The exterior facades of the building were at their life cycle end and therefore a complete replacement of materials including: brick (east elevation only), insulations and air/vapour barriers, metal composite panels, curtain wall systems including wndows and doors, roofing assemblies, etc. was undertaken to the six storey existing Ontario Power Generation Administration building and Erection Bay.
The Control Room relocation from the 3rd floor to the penthouse (6th floor) allowed for the expansion of services across Eastern Ontario. This expansion combines two existing locations and is in essence the most important impacted project for OPG in 2017. OPG employs a staff of about 90 people at the station, most of whom live in the Cornwall area. Through their Corporate Citizenship Program, OPG provides support to nearly 50 community programs and local not-for profit agencies. The station is an important part of Ontario’s electricity system, providing clean, renewable power all year round.

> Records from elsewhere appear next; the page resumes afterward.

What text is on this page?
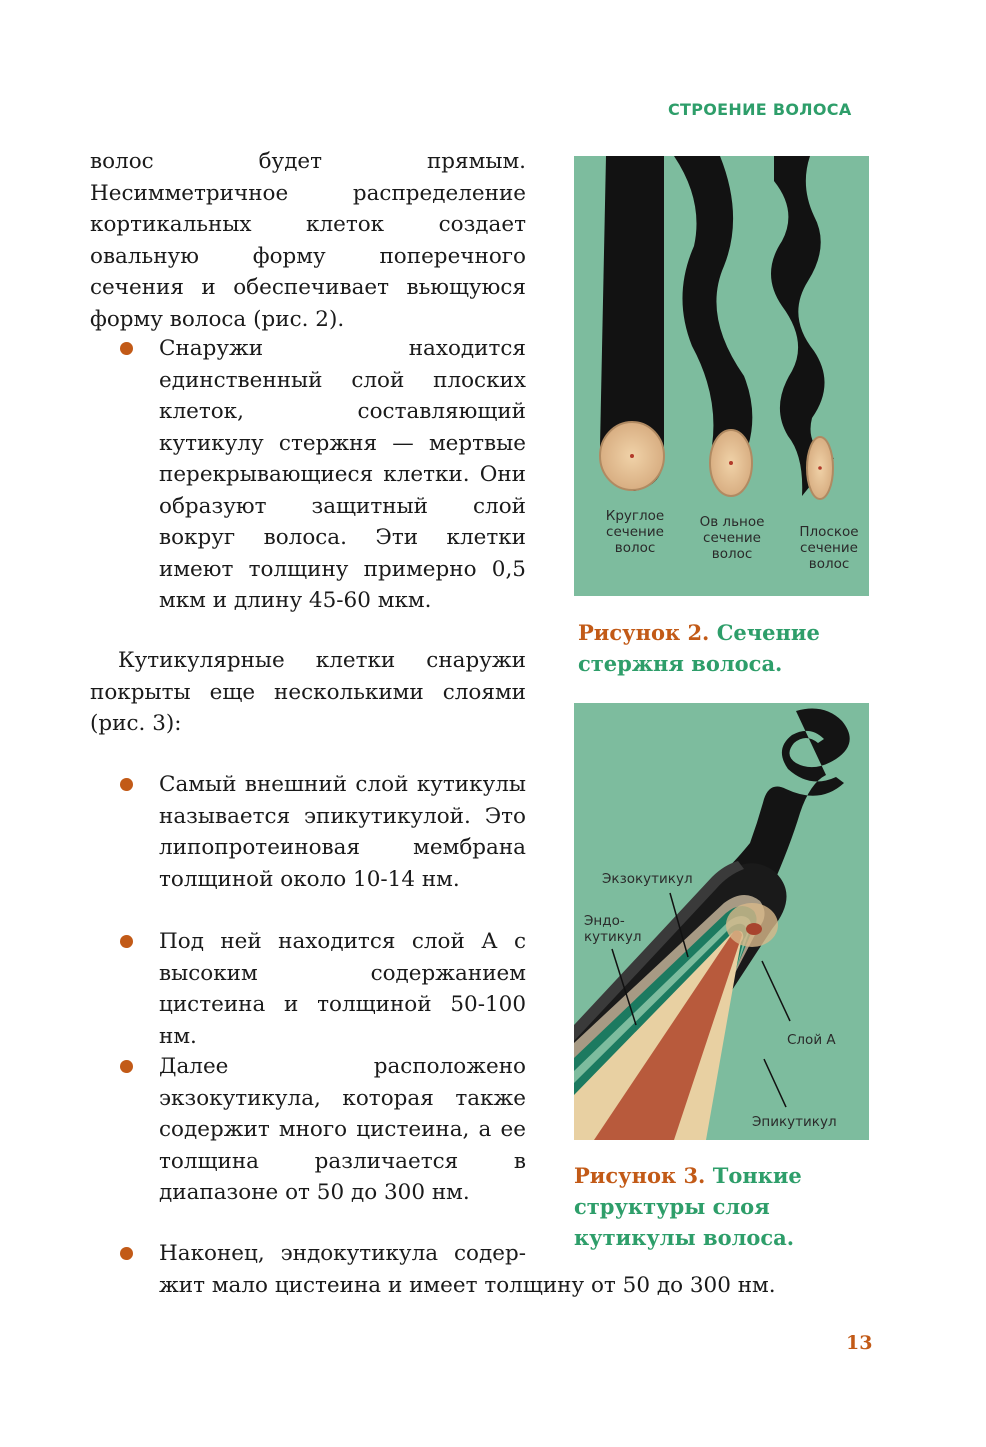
СТРОЕНИЕ ВОЛОСА
волос будет прямым. Несимметричное распределение кортикальных клеток создает овальную форму поперечного сечения и обеспечивает вьющуюся форму волоса (рис. 2).
Снаружи находится единственный слой плоских клеток, составляющий кутикулу стержня — мертвые перекрывающиеся клетки. Они образуют защитный слой вокруг волоса. Эти клетки имеют толщину примерно 0,5 мкм и длину 45-60 мкм.
Кутикулярные клетки снаружи покрыты еще несколькими слоями (рис. 3):
Самый внешний слой кутикулы называется эпикутикулой. Это липопротеиновая мембрана толщиной около 10-14 нм.
Под ней находится слой А с высоким содержанием цистеина и толщиной 50-100 нм.
Далее расположено экзокутикула, которая также содержит много цистеина, а ее толщина различается в диапазоне от 50 до 300 нм.
Наконец, эндокутикула содер-
жит мало цистеина и имеет толщину от 50 до 300 нм.
Круглое сечение волос
Ов льное сечение волос
Плоское сечение волос
Рисунок 2. Сечение стержня волоса.
Экзокутикул
Эндо-кутикул
Слой А
Эпикутикул
Рисунок 3. Тонкие структуры слоя кутикулы волоса.
13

Architecture49 provided full interior design services in order to re-rationalize the visitors centre. The visitor centre recounts, through exhibits, artifacts and video, the many colourful stories associated with the facility, including the flooding of the Lost Villages and relocation of residents. The centre also tells the history of power generation in Ontario, construction of the St. Lawrence Seaway and Power Project and the more recent creation of OPG, when Ontario Hydro was split into separate generating and transmission companies. An exhibit also recounts the history of the Akwesasne First Nations People.